The 2019 update on guidelines on perioperative care in gynecologic oncology surgery has been released by the Enhanced Recovery After Surgery (ERAS) Society. The updated consensus review for the Enhanced Recovery After Surgery (ERAS) gynecologic/oncology guidelines contains current ERAS gynecologic/oncology protocols. The joint efforts of the ERAS® Society and authors from the international ERAS Gynecology chapters have updated consensus review of perioperative care for gynecologic/oncology surgery based on best current evidence.
Major recommendations include-
- Patients should receive preoperative counseling to inform them on surgical and anesthetic procedures and postoperative care plan.
- Preoperative bowel preparation should not be used before minimally invasive gynecologic surgery and open laparotomy.
- Patients should eat a light meal up to 6 hours before the initiation of anesthesia and also drink clear fluids, including oral carbohydrate drinks, up to 2 hours before the initiation of anesthesia.
- All gynecologic oncology patients who undergo major surgery lasting longer than 30 min should receive dual VTE mechanical prophylaxis and chemoprophylaxis with either low molecular weight heparin or unfractionated heparin and dual prophylaxis should continue throughout the hospital stay.
- Dual mechanical prophylaxis and chemoprophylaxis should be used for all patients at risk for venous thromboembolism. Extended chemoprophylaxis should be used in patients who are high risk according to ACCP criteria including patients with advanced ovarian cancer.
- The first choice for antibiotic prophylaxis for hysterectomy is first generation cephalosporins. Weight-based dosing should be used.
- Patients should shower before surgery with a chlorhexidine-based antimicrobial soap and undergo a chlorohexidine-alcohol skin preparation in the operating room before surgery.
- All Enhanced Recovery After Surgery (ERAS) programs should include normothermia maintenance.
- Do not use peritoneal drains, subcutaneous drains, and nasogastric tubes after abdominal surgery.
- Screen all patients undergoing surgery for diabetes. Glucose levels under 200 mg/dL should be maintained perioperatively for all patients.
- Use short-acting anesthetics and monitoring of the level of neuromuscular block and complete neuromuscular block reversal is recommended.
- Minimally invasive surgery, including vaginal surgery, should be used when appropriate.
- In high-risk patients undergoing abdominal surgery, perioperative goal-directed fluid therapy can reduce complications and length of stay.
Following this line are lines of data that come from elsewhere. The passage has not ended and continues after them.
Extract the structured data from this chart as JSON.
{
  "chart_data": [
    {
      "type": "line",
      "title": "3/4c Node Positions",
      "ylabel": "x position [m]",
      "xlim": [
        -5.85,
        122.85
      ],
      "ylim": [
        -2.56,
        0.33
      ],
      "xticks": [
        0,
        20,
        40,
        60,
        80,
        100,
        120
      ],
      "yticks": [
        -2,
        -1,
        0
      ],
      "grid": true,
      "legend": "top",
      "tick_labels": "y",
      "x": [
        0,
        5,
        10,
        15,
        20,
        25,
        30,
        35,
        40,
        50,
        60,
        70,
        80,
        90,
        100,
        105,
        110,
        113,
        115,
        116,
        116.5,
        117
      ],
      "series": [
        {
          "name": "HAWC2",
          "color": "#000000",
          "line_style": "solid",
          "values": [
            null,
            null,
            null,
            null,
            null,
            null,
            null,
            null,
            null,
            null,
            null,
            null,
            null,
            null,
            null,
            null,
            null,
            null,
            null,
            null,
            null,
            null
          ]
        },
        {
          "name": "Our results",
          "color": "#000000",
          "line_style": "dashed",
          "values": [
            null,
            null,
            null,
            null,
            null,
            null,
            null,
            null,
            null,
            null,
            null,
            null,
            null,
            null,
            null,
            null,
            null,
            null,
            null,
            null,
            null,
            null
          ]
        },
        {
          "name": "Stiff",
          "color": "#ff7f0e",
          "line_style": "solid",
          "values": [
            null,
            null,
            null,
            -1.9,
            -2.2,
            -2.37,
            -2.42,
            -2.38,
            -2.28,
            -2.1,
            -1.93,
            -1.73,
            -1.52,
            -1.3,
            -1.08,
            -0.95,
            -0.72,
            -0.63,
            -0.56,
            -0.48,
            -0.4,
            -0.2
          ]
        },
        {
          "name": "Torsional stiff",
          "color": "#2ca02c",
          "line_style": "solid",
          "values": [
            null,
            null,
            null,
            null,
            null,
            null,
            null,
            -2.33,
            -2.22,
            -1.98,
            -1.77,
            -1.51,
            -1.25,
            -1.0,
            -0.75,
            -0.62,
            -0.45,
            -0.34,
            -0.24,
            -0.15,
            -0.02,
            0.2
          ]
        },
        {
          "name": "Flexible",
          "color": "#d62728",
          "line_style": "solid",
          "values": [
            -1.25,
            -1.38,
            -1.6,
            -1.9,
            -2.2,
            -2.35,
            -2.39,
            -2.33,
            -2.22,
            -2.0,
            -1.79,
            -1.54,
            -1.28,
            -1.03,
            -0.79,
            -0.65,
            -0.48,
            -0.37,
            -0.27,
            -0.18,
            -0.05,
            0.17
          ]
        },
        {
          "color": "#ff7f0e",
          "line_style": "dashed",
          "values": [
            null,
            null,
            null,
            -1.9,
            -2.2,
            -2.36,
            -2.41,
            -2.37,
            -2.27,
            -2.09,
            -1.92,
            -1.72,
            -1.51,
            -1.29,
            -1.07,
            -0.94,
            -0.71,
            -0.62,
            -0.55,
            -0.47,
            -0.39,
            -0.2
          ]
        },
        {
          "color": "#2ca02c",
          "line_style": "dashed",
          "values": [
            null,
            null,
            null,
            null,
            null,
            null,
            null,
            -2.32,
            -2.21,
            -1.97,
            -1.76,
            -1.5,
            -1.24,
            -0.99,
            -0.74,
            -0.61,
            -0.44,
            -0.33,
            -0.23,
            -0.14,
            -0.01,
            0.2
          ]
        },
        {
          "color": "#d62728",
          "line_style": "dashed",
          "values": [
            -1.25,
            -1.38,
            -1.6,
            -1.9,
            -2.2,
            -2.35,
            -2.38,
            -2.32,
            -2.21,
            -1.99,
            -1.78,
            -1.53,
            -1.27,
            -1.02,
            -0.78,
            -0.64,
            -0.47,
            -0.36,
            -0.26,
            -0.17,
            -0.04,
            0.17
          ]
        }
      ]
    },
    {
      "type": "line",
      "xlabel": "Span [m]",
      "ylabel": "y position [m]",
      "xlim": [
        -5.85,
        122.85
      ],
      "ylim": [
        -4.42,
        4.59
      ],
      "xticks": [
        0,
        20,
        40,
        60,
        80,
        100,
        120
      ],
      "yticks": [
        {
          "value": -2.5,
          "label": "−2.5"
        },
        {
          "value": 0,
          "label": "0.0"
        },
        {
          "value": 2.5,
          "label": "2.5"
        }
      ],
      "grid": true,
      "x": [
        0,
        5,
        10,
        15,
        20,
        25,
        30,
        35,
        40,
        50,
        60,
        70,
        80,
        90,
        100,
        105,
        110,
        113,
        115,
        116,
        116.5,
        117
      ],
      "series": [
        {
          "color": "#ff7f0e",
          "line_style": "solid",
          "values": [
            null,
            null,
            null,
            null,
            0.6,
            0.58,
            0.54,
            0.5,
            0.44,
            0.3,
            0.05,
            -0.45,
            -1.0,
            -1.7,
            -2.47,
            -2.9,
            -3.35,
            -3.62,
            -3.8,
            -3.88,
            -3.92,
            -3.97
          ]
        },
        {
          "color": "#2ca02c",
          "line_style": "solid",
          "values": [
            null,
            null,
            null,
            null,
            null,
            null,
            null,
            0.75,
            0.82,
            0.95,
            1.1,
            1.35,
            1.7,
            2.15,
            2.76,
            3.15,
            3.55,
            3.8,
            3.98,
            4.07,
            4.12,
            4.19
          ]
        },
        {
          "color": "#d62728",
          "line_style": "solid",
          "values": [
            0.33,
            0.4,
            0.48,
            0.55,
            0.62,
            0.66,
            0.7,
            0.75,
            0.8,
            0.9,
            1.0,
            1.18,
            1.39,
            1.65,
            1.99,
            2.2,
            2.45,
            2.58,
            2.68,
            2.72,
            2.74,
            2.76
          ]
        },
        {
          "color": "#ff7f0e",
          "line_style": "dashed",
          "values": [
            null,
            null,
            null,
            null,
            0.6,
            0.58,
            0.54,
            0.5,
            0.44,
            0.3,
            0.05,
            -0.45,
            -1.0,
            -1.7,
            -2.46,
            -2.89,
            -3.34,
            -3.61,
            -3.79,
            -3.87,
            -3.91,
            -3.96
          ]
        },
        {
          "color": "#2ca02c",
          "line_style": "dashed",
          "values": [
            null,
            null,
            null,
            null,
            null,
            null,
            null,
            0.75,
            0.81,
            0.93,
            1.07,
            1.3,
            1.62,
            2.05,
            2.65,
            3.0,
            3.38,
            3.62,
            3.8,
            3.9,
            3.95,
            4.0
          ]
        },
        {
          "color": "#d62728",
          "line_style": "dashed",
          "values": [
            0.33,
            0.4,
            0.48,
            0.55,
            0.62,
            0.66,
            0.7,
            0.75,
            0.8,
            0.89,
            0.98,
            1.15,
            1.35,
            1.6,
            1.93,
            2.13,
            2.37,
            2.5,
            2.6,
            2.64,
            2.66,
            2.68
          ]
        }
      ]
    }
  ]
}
- A reduction in opioid administration can be achieved through a multimodal postoperative analgesic protocol. This includes decreasing the need for systemic medications by using non-opioid medications and incisional injection of local anaesthetic.
- A regular diet is recommended within the first 24 hours after gynecologic oncologic surgery.
- The length of time it takes for bowel function to return can be decreased by coffee, euvolemia, opioid-sparing analgesia, and early feeding.